Com entrevistas feitas na estação local, o documentário dirigido por Fernando Sousa e Gabriel Barbosa dá a dimensão dos estragos ocorridos no decorrer das décadas no sistema ferroviário fluminense.
O documentário estreou no festival internacional de Buenos Aires, em setembro, e estará em outros três festivais até novembro, entre eles um na Austrália.
O filme volta à década de 1850, quando a Estrada de Ferro Dom Pedro 2º, uma das primeiras do país, foi extremamente importante para o desenvolvimento da produção cafeeira e do próprio Vale do Paraíba.
Cidades surgiram às margens de seus trilhos, entre elas Barra do Piraí, onde Barbosa nasceu e cresceu.
Se, por um lado, o documentário exibiu o esplendor do sistema ferroviário, por outro traçou um panorama crítico do abandono gradual da ferrovia, a partir da memória de moradores e antigos ferroviários e especialistas.
Estações abandonadas, com pichações, sujeira, ausência de portas, janelas e telhado, são comuns na obra.

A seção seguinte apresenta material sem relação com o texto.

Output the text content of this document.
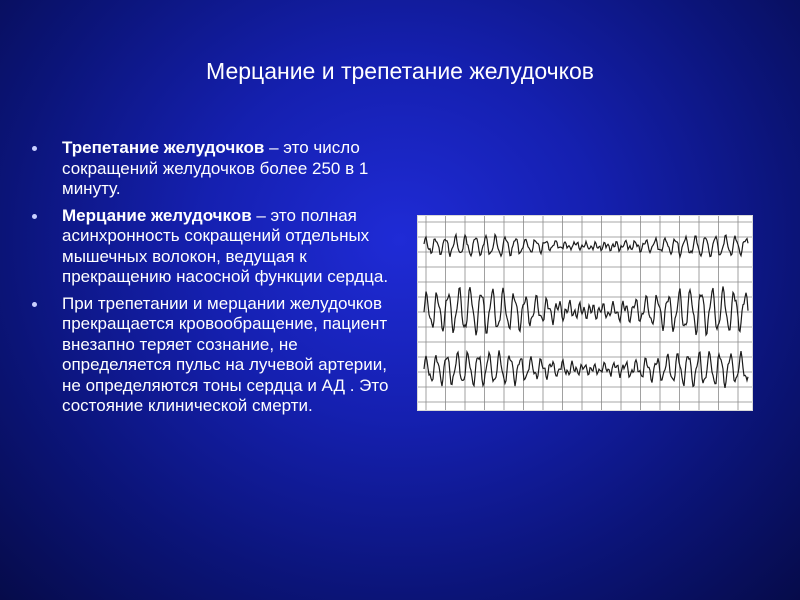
Мерцание и трепетание желудочков
Трепетание желудочков – это число сокращений желудочков более 250 в 1 минуту.
Мерцание желудочков – это полная асинхронность сокращений отдельных мышечных волокон, ведущая к прекращению насосной функции сердца.
При трепетании и мерцании желудочков прекращается кровообращение, пациент внезапно теряет сознание, не определяется пульс на лучевой артерии, не определяются тоны сердца и АД . Это состояние клинической смерти.
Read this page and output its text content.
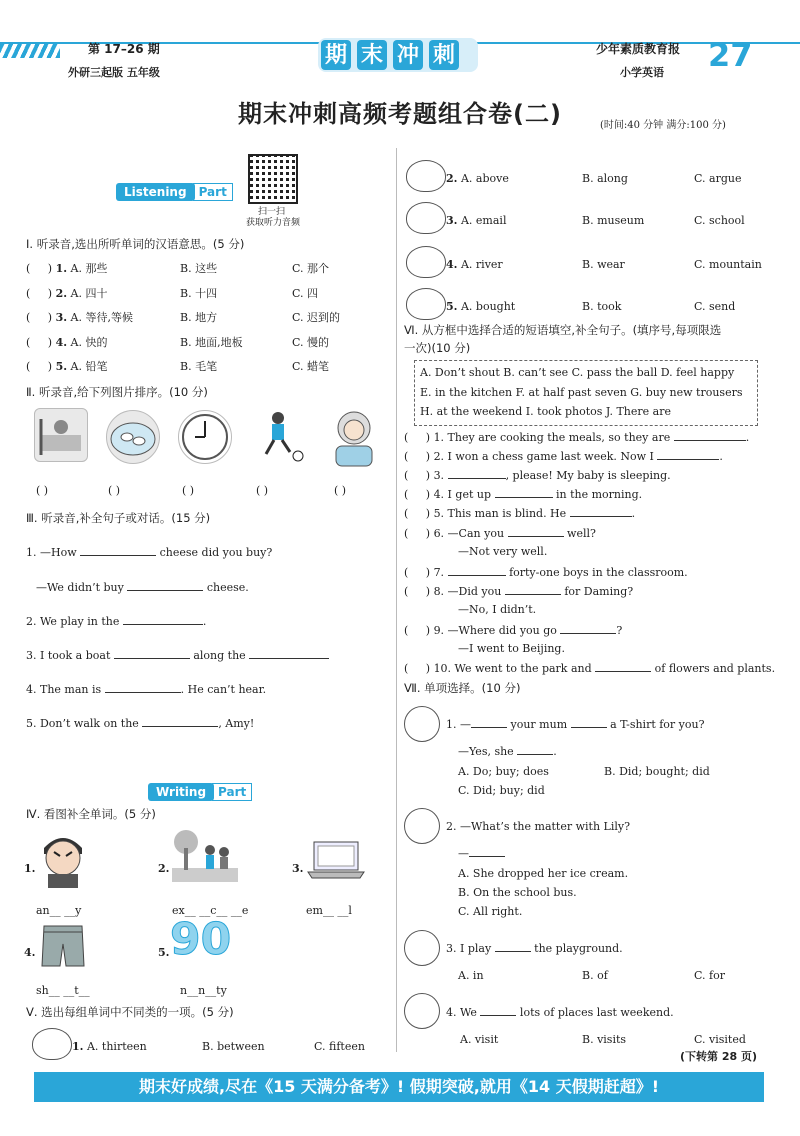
第 17–26 期
外研三起版 五年级
期 末 冲 刺	少年素质教育报
小学英语 27
期末冲刺高频考题组合卷(二)	(时间:40 分钟 满分:100 分)
Listening Part
扫一扫
获取听力音频
Ⅰ. 听录音,选出所听单词的汉语意思。(5 分)
(     ) 1. A. 那些	B. 这些	C. 那个
(     ) 2. A. 四十	B. 十四	C. 四
(     ) 3. A. 等待,等候	B. 地方	C. 迟到的
(     ) 4. A. 快的	B. 地面,地板	C. 慢的
(     ) 5. A. 铅笔	B. 毛笔	C. 蜡笔
Ⅱ. 听录音,给下列图片排序。(10 分)
( )	( )	( )	( )	( )
Ⅲ. 听录音,补全句子或对话。(15 分)
1. —How	cheese did you buy?
—We didn’t buy	cheese.
2. We play in the	.
3. I took a boat	along the
4. The man is	. He can’t hear.
5. Don’t walk on the	, Amy!
Writing Part
Ⅳ. 看图补全单词。(5 分)
1.	2.	3.
an__ __y	ex__ __c__ __e	em__ __l
4.	5. 90
sh__ __t__	n__n__ty
Ⅴ. 选出每组单词中不同类的一项。(5 分)
1. A. thirteen	B. between	C. fifteen
2. A. above	B. along	C. argue
3. A. email	B. museum	C. school
4. A. river	B. wear	C. mountain
5. A. bought	B. took	C. send
Ⅵ. 从方框中选择合适的短语填空,补全句子。(填序号,每项限选
一次)(10 分)
A. Don’t shout B. can’t see C. pass the ball D. feel happy
E. in the kitchen F. at half past seven G. buy new trousers
H. at the weekend I. took photos J. There are
(     ) 1. They are cooking the meals, so they are	.
(     ) 2. I won a chess game last week. Now I	.
(     ) 3.	, please! My baby is sleeping.
(     ) 4. I get up	in the morning.
(     ) 5. This man is blind. He	.
(     ) 6. —Can you	well?
—Not very well.
(     ) 7.	forty-one boys in the classroom.
(     ) 8. —Did you	for Daming?
—No, I didn’t.
(     ) 9. —Where did you go	?
—I went to Beijing.
(     ) 10. We went to the park and	of flowers and plants.
Ⅶ. 单项选择。(10 分)
1. —	your mum	a T-shirt for you?
—Yes, she	.
A. Do; buy; does	B. Did; bought; did
C. Did; buy; did
2. —What’s the matter with Lily?
—
A. She dropped her ice cream.
B. On the school bus.
C. All right.
3. I play	the playground.
A. in	B. of	C. for
4. We	lots of places last weekend.
A. visit	B. visits	C. visited
(下转第 28 页)
期末好成绩,尽在《15 天满分备考》! 假期突破,就用《14 天假期赶超》!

"Barra do Piraí sempre me marcou muito, como marca quem é morador da cidade e da região, por conta do entroncamento ferroviário. Quando comecei a trabalhar com cinema, foi o primeiro projeto que quis tocar", disse Barbosa.
A partir de um financiamento coletivo lançado em 2016, o filme começou a tomar corpo no ano seguinte e foi finalizado neste ano.
Primeiro longa da Quiprocó Filmes, "Entroncamentos" teve como objetivo dar um olhar local à história ferroviária, dialogando com a economia do café, responsável pelo desenvolvimento regional. O trabalho escravo do século 19 na cultura cafeeira também está presente na obra.
Assim como ocorreu em todo o sistema ferroviário brasileiro, o transporte de passageiros foi suprimido e aos usuários restou a saudade de embarcar nas estações da região fluminense.
"Trem de passageiros sempre foi um problema no sentido de não ter o investimento necessário para dar qualidade no transporte. O documentário mostra também como, no universo micro, essas pessoas que construíram suas vidas a partir da ferrovia e das estações foram impactadas, como essas pequenas cidades e estações foram impactadas."
O filme busca também explicações para como um lugar que teve o maior entroncamento ferroviário da época não se desenvolveu comparativamente a outras cidades beneficiadas com a ferrovia.
"O progresso, entre aspas, passou, foi embora e deixou seu rastro. Escutei tantas histórias das pessoas e vi tanta coisa bonita que foi construída, esperanças, e hoje tudo está em ruínas", disse o diretor.
Depois de fazer o circuito de festivais, Barbosa e Sousa planejam exibir o documentário em Barra do Piraí em 10 de março do ano que vem, dia em que a cidade celebra seu aniversário.